Le tribunal judiciaire d’Evry, statuant en chambre des référés, rend une ordonnance le 26 septembre 2025. Cette décision intervient après une ordonnance du 23 septembre ayant constaté la caducité d’une assignation. L’avocat de la demanderesse sollicite le relevé de cette caducité par message RPVA le 24 septembre. Le juge examine la demande au regard de l’article 468 du code de procédure civile. Il relève la caducité et renvoie l’affaire à une audience ultérieure, réintégrant ainsi la procédure dans le cours normal du procès.
La recevabilité de la demande de relèvement
La rapidité de la réaction procédurale
Le juge accueille une demande formée par message électronique le jour suivant la décision de caducité. Cette célérité démontre une réaction immédiate de la partie concernée face à l’extinction de l’instance. La procédure électronique permet ici une réactivité essentielle pour éviter toute péremption définitive des droits. La rapidité constitue un indice de diligence apprécié par le juge pour statuer favorablement.
L’absence d’exigence d’un motif légitime
La décision se fonde uniquement sur l’article 468 du code de procédure civile sans autre justification. Le juge ne mentionne pas l’existence d’un motif légitime pour le relèvement, contrairement à une interprétation possible du texte. « L’article 468 alinéa 2 du Code de procédure civile énonce que la déclaration de caducité peut être rapportée si le demandeur fait connaître au greffe dans un délai de quinze jours le motif légitime qu’il n’aurait pas été en mesure d’invoquer en temps utile. » (Tribunal judiciaire de Rouen, le 19 mars 2026, n°25/00285). L’ordonnance commentée semble adopter une application souple, privilégiant la célérité de la demande.
Les effets du relèvement de caducité
La rétroactivité de la réintégration procédurale
Le relèvement efface rétroactivement les effets de la caducité prononcée antérieurement. L’instance est rétablie dans son état antérieur comme si la caducité n’avait jamais été constatée. Cette rétroactivité est essentielle pour préserver la continuité de la procédure et les droits de la défense. Elle évite une nouvelle assignation qui aurait pu soulever des questions de prescription ou de délai.

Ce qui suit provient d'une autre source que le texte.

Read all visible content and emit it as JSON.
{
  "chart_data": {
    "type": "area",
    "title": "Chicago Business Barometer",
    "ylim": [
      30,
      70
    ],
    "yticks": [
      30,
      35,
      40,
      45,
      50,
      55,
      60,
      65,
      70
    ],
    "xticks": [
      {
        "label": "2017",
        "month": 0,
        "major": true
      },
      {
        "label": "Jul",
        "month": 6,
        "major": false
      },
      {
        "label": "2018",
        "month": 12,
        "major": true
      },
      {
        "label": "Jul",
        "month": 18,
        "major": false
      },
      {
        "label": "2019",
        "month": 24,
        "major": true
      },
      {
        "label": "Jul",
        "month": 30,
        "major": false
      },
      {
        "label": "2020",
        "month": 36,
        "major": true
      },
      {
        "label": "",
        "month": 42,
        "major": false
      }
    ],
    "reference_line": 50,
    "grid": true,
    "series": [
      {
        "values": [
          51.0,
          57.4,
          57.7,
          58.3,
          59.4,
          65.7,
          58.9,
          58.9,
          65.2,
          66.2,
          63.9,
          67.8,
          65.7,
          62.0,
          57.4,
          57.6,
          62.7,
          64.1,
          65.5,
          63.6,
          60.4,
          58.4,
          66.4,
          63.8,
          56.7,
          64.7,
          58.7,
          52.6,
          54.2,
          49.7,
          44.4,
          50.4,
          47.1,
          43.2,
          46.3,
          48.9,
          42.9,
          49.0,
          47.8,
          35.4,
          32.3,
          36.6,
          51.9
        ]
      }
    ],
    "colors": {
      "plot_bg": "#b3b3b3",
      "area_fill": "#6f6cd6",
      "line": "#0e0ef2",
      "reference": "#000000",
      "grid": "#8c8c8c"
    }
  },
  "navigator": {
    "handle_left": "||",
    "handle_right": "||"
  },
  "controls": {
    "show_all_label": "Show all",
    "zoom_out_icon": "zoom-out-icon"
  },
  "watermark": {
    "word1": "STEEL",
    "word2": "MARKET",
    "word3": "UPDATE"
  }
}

Le renvoi à l’audience pour un débat contradictoire
Le juge ordonne un renvoi de l’affaire à une audience fixée au 24 octobre 2025. Cette mesure permet la reprise du débat judiciaire sur le fond du litige dans un cadre contradictoire. Elle réaffirme le principe du contradictoire en permettant à toutes les parties de se préparer à l’audience. Le calendrier procédural est ainsi restauré, garantissant une bonne administration de la justice.
Cette ordonnance illustre la souplesse procédurale en matière de caducité lorsque le demandeur agit avec célérité. Elle confirme la volonté des juges de ne pas priver une partie de son droit d’agir pour un formalisme excessif. La solution favorise ainsi l’accès effectif au juge et le principe de la contradiction.